Глеги | страница 13



- Думаешь, поймут? - спросил Таланов.

Владислав с сомнением поглядел на рисунок.

- А кто его знает! - сказал он.

Их все-таки поняли, по-видимому. В овальном окошечке опять появилась рука и махнула справа налево.

- Что это значит: согласны? Или поняли? - вслух рассуждал Таланов.

У окошечка возникло одно лицо, потом другое. Потом оба исчезли. Окошечко стало быстро мутнеть, затянулось пленкой, стало непрозрачным, потом слилось со стеной.

- На сегодняшний день, видимо, конец, - резюмировал Таланов.

* * *

- Понятно почти все, - сказал Казимир. - Первая табличка: "Кто вы? Откуда вы? Друзья или враги? Хотим говорить с вами. Не можем выйти. Боимся..." Вот тут непонятно, чего они боятся. Слово это должно звучать примерно так: "глег". Боятся они глегов - во множественном числе.
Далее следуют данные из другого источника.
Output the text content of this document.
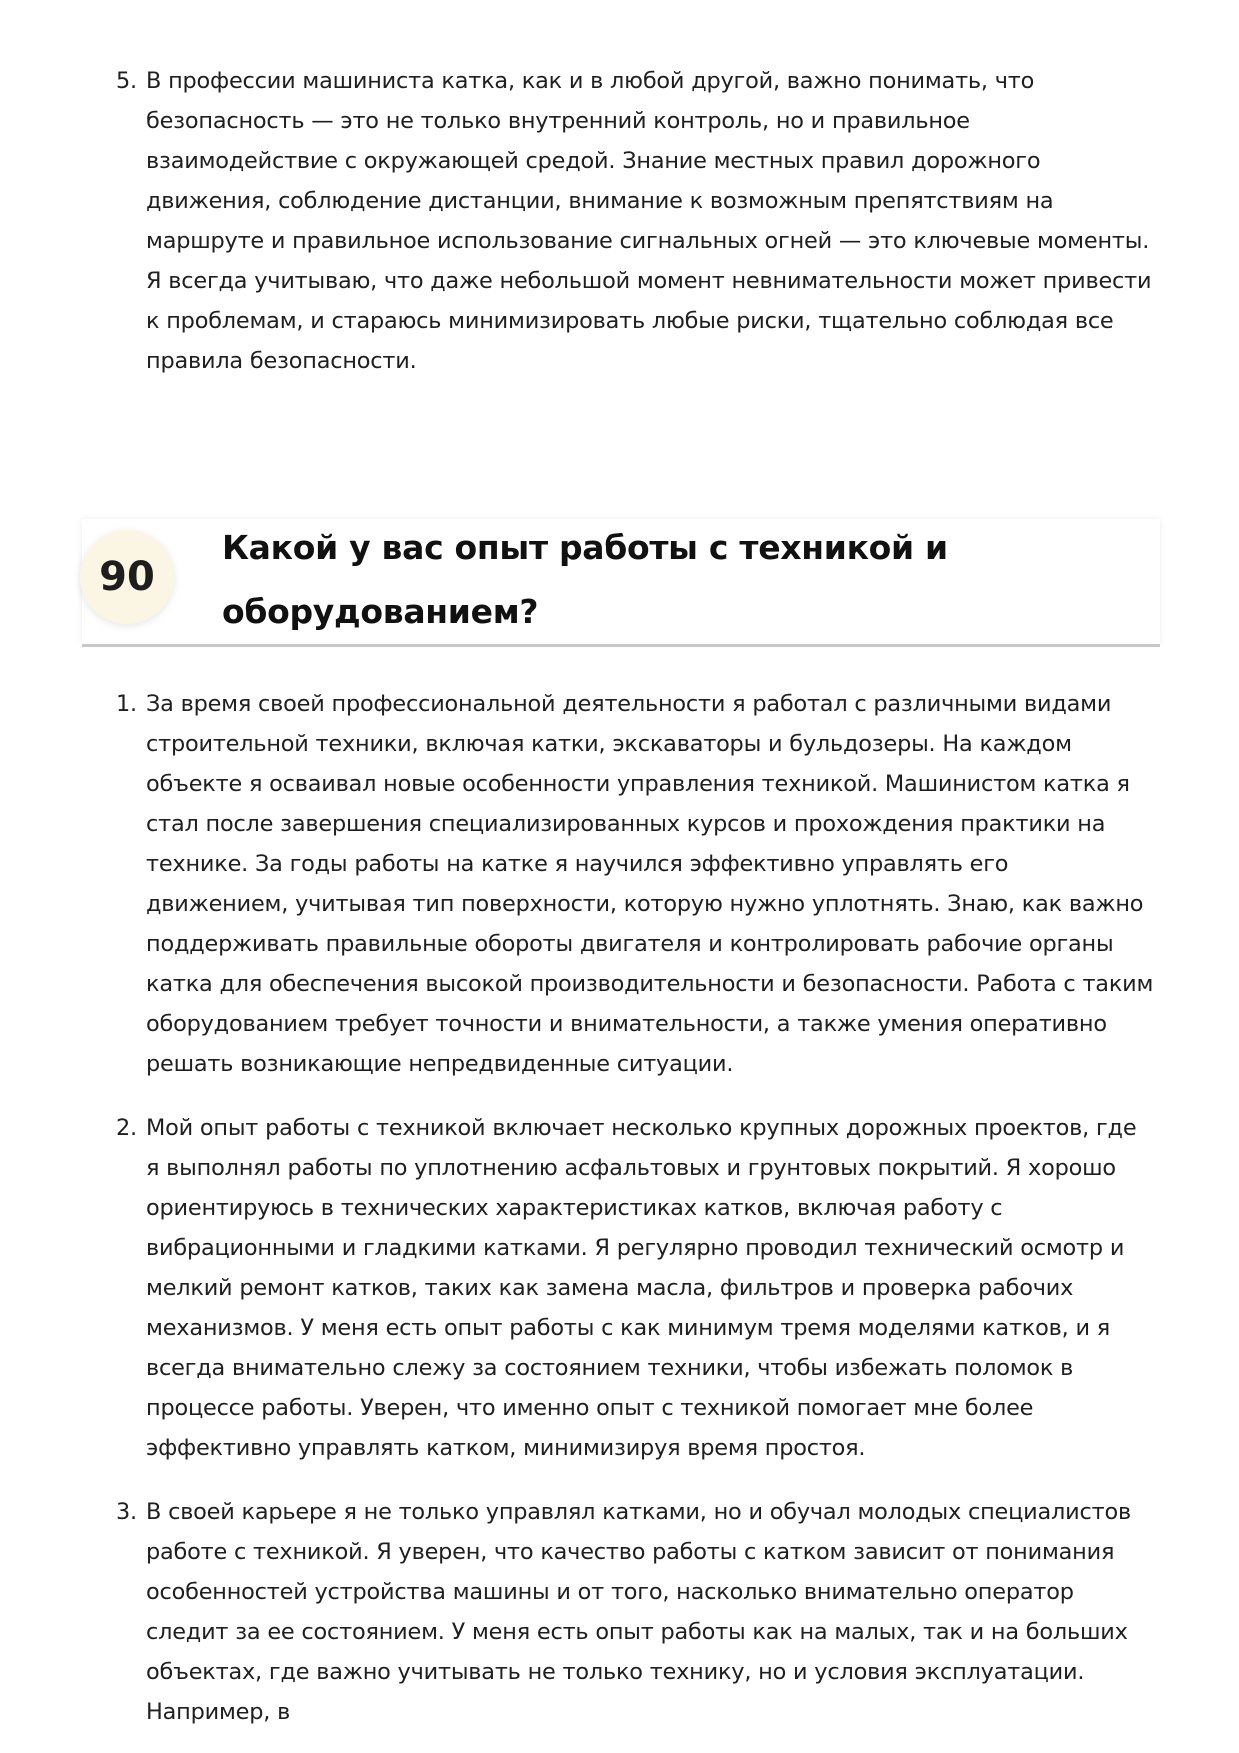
5. В профессии машиниста катка, как и в любой другой, важно понимать, что безопасность — это не только внутренний контроль, но и правильное взаимодействие с окружающей средой. Знание местных правил дорожного движения, соблюдение дистанции, внимание к возможным препятствиям на маршруте и правильное использование сигнальных огней — это ключевые моменты. Я всегда учитываю, что даже небольшой момент невнимательности может привести к проблемам, и стараюсь минимизировать любые риски, тщательно соблюдая все правила безопасности.
90
Какой у вас опыт работы с техникой и оборудованием?
1. За время своей профессиональной деятельности я работал с различными видами строительной техники, включая катки, экскаваторы и бульдозеры. На каждом объекте я осваивал новые особенности управления техникой. Машинистом катка я стал после завершения специализированных курсов и прохождения практики на технике. За годы работы на катке я научился эффективно управлять его движением, учитывая тип поверхности, которую нужно уплотнять. Знаю, как важно поддерживать правильные обороты двигателя и контролировать рабочие органы катка для обеспечения высокой производительности и безопасности. Работа с таким оборудованием требует точности и внимательности, а также умения оперативно решать возникающие непредвиденные ситуации.
2. Мой опыт работы с техникой включает несколько крупных дорожных проектов, где я выполнял работы по уплотнению асфальтовых и грунтовых покрытий. Я хорошо ориентируюсь в технических характеристиках катков, включая работу с вибрационными и гладкими катками. Я регулярно проводил технический осмотр и мелкий ремонт катков, таких как замена масла, фильтров и проверка рабочих механизмов. У меня есть опыт работы с как минимум тремя моделями катков, и я всегда внимательно слежу за состоянием техники, чтобы избежать поломок в процессе работы. Уверен, что именно опыт с техникой помогает мне более эффективно управлять катком, минимизируя время простоя.
3. В своей карьере я не только управлял катками, но и обучал молодых специалистов работе с техникой. Я уверен, что качество работы с катком зависит от понимания особенностей устройства машины и от того, насколько внимательно оператор следит за ее состоянием. У меня есть опыт работы как на малых, так и на больших объектах, где важно учитывать не только технику, но и условия эксплуатации. Например, в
- Наверное, их правители. Или полиция.

- Я нигде ничего не читал про глегов. Правительственная стража у них называется иначе - минени. Правительство называется по-разному, но тоже не так.

- У них, ты говорил, было что-то вроде парламента? - спросил Таланов.

- Да, и что-то вроде президента. Только, по-видимому, с диктаторскими правами. Теперь вторая табличка. Там написано: "Мы сказали: боимся глегов. Глеги неумолимы. Не можем выйти. Спасите нас".

- Вот и пойми что-нибудь! - вздохнул Таланов. - Кого - нас? Кто эти глеги и как до них добраться? Ну, утро вечера мудренее. Пойду проведаю больных.

Он вошел в первую кабину медицинского отсека. Там никого не было. Он постучал в дверь изолятора - никто не ответил. Таланов вошел в изолятор. Виктор и Герберт стояли спиной к нему, у койки Карела.

- Я спал... - тусклым, безжизненным голосом говорил Герберт. Или, может быть, не спал... а думал, что сплю.

- А зачем ты взял с собой сюда лучевой пистолет?

- Я шел дежурить... я не знал, что заболею... а потом забыл...

- Что случилось? - еле выговорил Таланов.

Виктор медленно обернулся к нему. Лицо у него было такое же бледное и осунувшееся, как у Герберта.

- Карел... он покончил самоубийством.

Таланов шагнул к койке. Карел лежал, запрокинув голову, лицо его было сведено судорогой страдания. Под распахнутой рубашкой пылало на груди пятно лучевого ожога.

"Зелено-серая рубашка... любимая его рубашка, вроде талисмана, подумал Таланов. - Где он только не побывал в этой рубашке... Двенадцать лет в космосе... Пятый полет к неизвестным планетам... И такая нелепая смерть. От страха... от страха перед самим собой". Таланов стоял, склонив голову, и чувствовал даже не горе, а холод и невыносимую усталость. Такую усталость, когда все-все равно. И опять он подумал, что это начало болезни, и напряг волю, чтобы стряхнуть с себя оцепенение.